Duvall was struck by the beauty of the rolling hills and farms of Upstate New York, and he was impressed by how innovative and industrious the region’s farmers are.
“I was reminded of how much farmers contribute to job creation and economic growth, and what a big role agricultural research plays in solving problems in farming, food manufacturing and even healthcare and beyond,” he said. “You cannot meet the farmers I’ve met without being impressed by their industriousness and commitment to what they do.”

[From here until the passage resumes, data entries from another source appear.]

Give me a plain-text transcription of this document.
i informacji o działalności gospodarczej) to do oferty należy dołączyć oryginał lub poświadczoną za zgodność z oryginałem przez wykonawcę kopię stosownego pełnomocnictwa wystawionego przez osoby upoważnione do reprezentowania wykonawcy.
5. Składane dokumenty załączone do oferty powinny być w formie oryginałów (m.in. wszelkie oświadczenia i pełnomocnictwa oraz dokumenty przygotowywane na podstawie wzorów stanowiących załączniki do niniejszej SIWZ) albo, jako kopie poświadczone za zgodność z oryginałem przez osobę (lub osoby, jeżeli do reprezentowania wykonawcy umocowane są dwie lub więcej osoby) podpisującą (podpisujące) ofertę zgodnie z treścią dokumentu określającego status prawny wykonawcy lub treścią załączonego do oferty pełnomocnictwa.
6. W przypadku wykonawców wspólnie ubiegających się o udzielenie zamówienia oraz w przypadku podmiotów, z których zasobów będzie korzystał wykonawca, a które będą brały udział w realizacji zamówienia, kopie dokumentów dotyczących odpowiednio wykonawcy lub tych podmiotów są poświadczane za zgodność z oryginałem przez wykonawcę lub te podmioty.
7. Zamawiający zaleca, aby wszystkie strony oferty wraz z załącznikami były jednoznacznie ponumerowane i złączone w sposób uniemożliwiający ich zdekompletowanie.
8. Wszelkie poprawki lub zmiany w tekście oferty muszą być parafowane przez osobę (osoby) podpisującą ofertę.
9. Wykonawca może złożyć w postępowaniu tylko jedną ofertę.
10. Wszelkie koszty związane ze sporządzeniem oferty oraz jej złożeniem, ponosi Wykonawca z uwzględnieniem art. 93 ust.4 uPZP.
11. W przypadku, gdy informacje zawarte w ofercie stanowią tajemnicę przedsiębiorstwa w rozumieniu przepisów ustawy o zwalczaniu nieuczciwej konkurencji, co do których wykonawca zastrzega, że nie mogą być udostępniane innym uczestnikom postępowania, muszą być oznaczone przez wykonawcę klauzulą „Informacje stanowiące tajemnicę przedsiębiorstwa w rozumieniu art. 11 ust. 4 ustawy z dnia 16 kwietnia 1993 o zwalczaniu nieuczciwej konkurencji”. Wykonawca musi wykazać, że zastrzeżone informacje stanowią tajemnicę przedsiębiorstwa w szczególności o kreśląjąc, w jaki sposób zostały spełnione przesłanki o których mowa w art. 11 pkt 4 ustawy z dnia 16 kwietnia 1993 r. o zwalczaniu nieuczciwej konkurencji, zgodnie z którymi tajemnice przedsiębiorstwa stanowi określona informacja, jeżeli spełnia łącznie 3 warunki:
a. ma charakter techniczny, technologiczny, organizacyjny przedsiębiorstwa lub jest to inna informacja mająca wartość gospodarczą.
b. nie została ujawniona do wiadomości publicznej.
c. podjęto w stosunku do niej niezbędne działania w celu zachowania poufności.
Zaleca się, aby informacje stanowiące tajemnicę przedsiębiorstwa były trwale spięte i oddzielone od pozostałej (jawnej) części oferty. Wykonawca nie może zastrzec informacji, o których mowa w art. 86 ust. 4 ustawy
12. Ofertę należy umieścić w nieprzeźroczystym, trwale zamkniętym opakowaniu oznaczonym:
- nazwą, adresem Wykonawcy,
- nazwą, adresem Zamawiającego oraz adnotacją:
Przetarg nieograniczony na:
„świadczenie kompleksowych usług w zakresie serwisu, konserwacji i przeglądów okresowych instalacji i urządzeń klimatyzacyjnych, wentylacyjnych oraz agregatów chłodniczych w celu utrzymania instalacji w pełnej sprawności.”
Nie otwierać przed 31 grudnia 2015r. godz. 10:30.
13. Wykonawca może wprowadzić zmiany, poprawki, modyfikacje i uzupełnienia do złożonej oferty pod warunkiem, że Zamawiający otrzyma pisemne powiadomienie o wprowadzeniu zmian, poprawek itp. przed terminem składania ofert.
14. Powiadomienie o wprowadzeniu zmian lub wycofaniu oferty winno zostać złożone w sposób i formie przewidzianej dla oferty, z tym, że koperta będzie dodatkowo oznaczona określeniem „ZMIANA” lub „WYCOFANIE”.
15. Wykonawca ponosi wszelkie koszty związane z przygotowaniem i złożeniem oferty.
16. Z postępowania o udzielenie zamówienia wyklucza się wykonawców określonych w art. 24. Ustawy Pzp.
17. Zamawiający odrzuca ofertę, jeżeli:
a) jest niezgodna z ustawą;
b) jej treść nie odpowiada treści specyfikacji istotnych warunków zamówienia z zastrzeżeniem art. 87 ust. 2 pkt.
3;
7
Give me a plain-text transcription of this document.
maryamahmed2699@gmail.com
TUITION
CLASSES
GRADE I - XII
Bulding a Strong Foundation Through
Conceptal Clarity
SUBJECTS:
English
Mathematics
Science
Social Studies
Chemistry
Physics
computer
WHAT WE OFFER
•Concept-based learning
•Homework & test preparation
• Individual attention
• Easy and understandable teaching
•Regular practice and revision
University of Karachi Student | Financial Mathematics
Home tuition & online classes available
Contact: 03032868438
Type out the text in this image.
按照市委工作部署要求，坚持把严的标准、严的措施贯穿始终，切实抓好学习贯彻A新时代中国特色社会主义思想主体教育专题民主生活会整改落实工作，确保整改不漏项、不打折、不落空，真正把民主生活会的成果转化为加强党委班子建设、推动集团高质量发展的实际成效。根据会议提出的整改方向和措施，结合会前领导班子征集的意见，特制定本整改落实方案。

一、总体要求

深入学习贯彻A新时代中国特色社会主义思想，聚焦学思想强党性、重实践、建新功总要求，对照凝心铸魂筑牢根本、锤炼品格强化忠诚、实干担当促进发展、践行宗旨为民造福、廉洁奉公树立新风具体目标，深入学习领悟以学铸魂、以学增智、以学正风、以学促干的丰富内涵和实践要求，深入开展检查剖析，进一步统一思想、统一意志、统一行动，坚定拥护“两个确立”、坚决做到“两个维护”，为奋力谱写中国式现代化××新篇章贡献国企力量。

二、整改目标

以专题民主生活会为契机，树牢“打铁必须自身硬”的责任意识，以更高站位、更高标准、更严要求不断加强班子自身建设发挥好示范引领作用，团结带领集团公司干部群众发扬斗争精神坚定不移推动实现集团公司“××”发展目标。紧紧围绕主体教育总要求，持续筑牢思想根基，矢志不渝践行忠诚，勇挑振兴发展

“I’m grateful for the opportunity to visit with so many excellent farmers who want to do the right thing for consumers, the environment and, of course, their own farms and families,” Duvall added. “There is no replacement for seeing firsthand what they do and talking about the concerns that keep them awake at night.
Their potential to grow and create new businesses and new economic opportunities is truly amazing. As one farmer told me, ‘We just need a level playing field.’”
Elected to the top post at the nation’s largest general farm organization in January, Duvall aims to visit all 50 states in his first two-year term to learn more about agricultural issues in every state and region and ensure that the American Farm Bureau is speaking for all farmers and ranchers and working to unify farmers no matter where they farm, what they grow, or how they grow it.
“Some of the things we need to get done for agriculture, such as ag labor and immigration reform, will not be easy,” he said. “It will take all of agriculture working together to enact policies that allow farmers to meet their challenges and benefit from their opportunities.”
Duvall is a third-generation dairy farmer who has a 300-head beef cow herd while producing quality hay to supply his needs. He and his wife Bonnie also developed a poultry production operation, growing out over 750,000 broilers per year.
Duvall began his Farm Bureau journey in 1977 after his late father heard him complain about the price of milk and told him, “If you think the price of milk is not enough, or if you think the regulations are too tough, you’ve got to get outside your fencerows.”
Duvall has held numerous leadership roles in the organization at the county, state and national level. As Georgia Farm Bureau president, Duvall also served on the AFBF Board of Directors, including roles on the Trade Advisory Committee, International Trade Mission and Finance Committee.
In addition to his Farm Bureau leadership, Duvall has served 35 years in community and public service roles.